CRM
What is CRM?
CRM (Customer Relationship Management) has been growing steadily for the last few years and is now seen as the way forward for any business wishing to thrive in the ‘e-future’. CRM concentrates on the retention of customers by collecting all data from every interaction, every customer makes with a company from ‘all’ access points whether they are phone, mail, web or field. The company can then use this data for specific business purposes, Marketing, Service, Support or Sales whilst concentrating on a customer centric approach rather than a product centric.

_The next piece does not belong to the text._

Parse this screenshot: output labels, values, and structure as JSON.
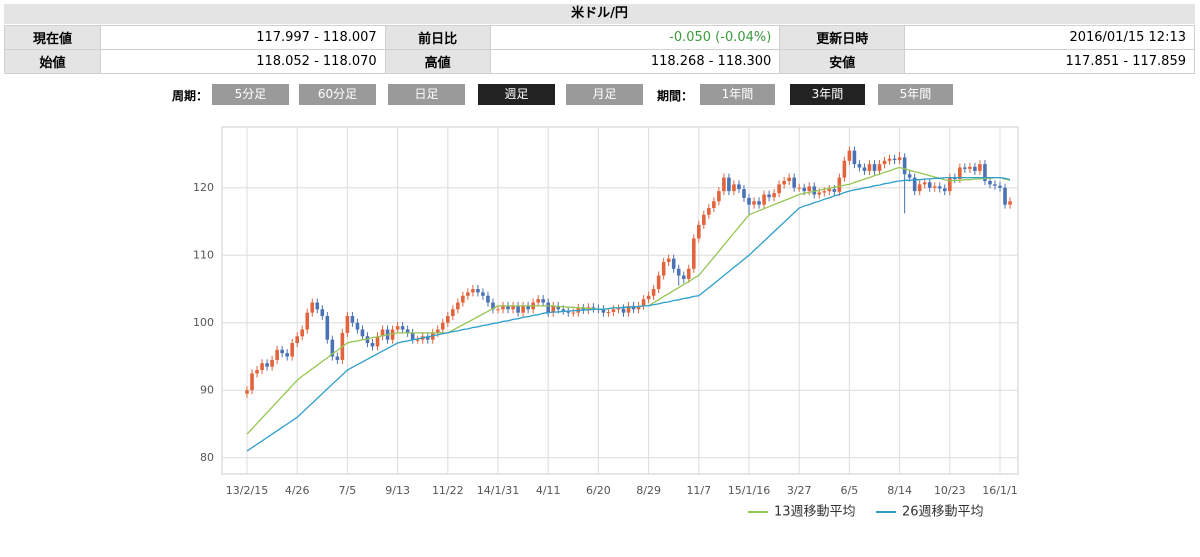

Every business is different and therefore needs a different approach to CRM. Every company also has different legacy systems and has various levels of data integration within the company. This is why CRM is so hard to define as it is all things to all companies.
Why CRM?
A study published in Harvard Business Review concluded: “Some companies can boost profits by almost 100% by retaining 5% more of their customers”. A similar study by PIMS revealed “that a dissatisfied customer would tell between 7-10 people whilst a satisfied customer would recommend a company to 3-4 of their friends” and a study commissioned by Ventura found that “eliminating all customer service problems could double profit growth over a five-year period”. So CRM is purely good business sense? Well it is, but it is also a means of survival. Shorter product lifecycles have robbed companies from enjoying the sustained financial benefits of being product innovators. Not only can competitors bring copycat products to market quicker, new generations of products are introduced more quickly making service and support key to the retention of existing and future customers.